Oktober 2012 strahlte ITV eine Untersuchung über Saviles Verhalten mit dem Titel Exposure: The Other Side of Jimmy Savile aus. Darin enthüllten sie den wahren, räuberischen und bösartigen Mann hinter der beliebten TV-Persönlichkeit. In dem Dokumentarfilm behaupteten mehrere Frauen, er habe sie als Minderjährige sexuell missbraucht.

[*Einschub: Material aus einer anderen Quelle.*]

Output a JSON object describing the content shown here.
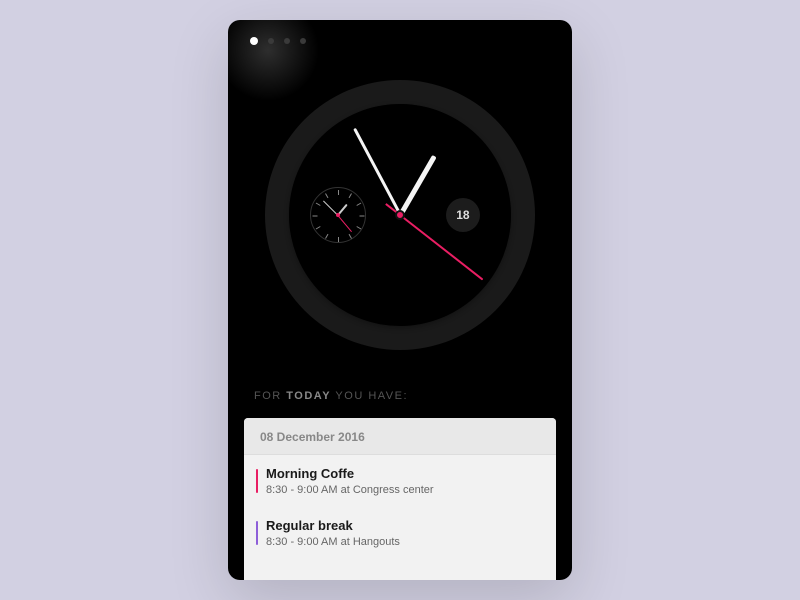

Dies löste in den folgenden Tagen und Wochen eine Flut von Anschuldigungen von anderen angeblichen Opfern aus. Bisher wurde die Polizei gerufen, um Berichte über Missbrauch an kleinen Kindern zu untersuchen, die bis ins Jahr 1959 zurückreichen, und man geht davon aus, dass die Zahl der Opfer bei etwa 300 liegt. Wie Savile jedoch so lange mit solch ungeheuerlichen Verbrechen davonkommen konnte, ist Gegenstand heftiger Debatten und hat zu Untersuchungen mehrerer britischer Institutionen geführt.
Die BBC wurde kritisiert und führt eine interne Untersuchung durch, um zu klären, warum Saviles Verhalten nie in Frage gestellt wurde und warum Missbrauchsvorwürfe während seiner langen Karriere bei der BBC nicht aufgedeckt wurden. Auch die Absetzung einer Newsnight-Sendung im Jahr 2011 wird derzeit untersucht. Das Gesundheitsministerium hat außerdem angekündigt, dass es sein eigenes Verhalten bei der Ernennung von Savile zum Leiter einer "Taskforce" untersuchen wird, die 1998 die Leitung des psychiatrischen Hochsicherheitskrankenhauses Broadmoor beaufsichtigte.
Auch im Stoke Mandeville Hospital und im Leeds General Infirmary, wo Savile ehrenamtlich tätig war, soll es zu Missbrauchsfällen gekommen sein. Dies ist ein gut recherchierter und informativer Blick darauf, wie es einem räuberischen Pädophilen möglich war, so lange unbemerkt zu bleiben und das Vertrauen einer Nation auf so grausame und bösartige Weise zu brechen.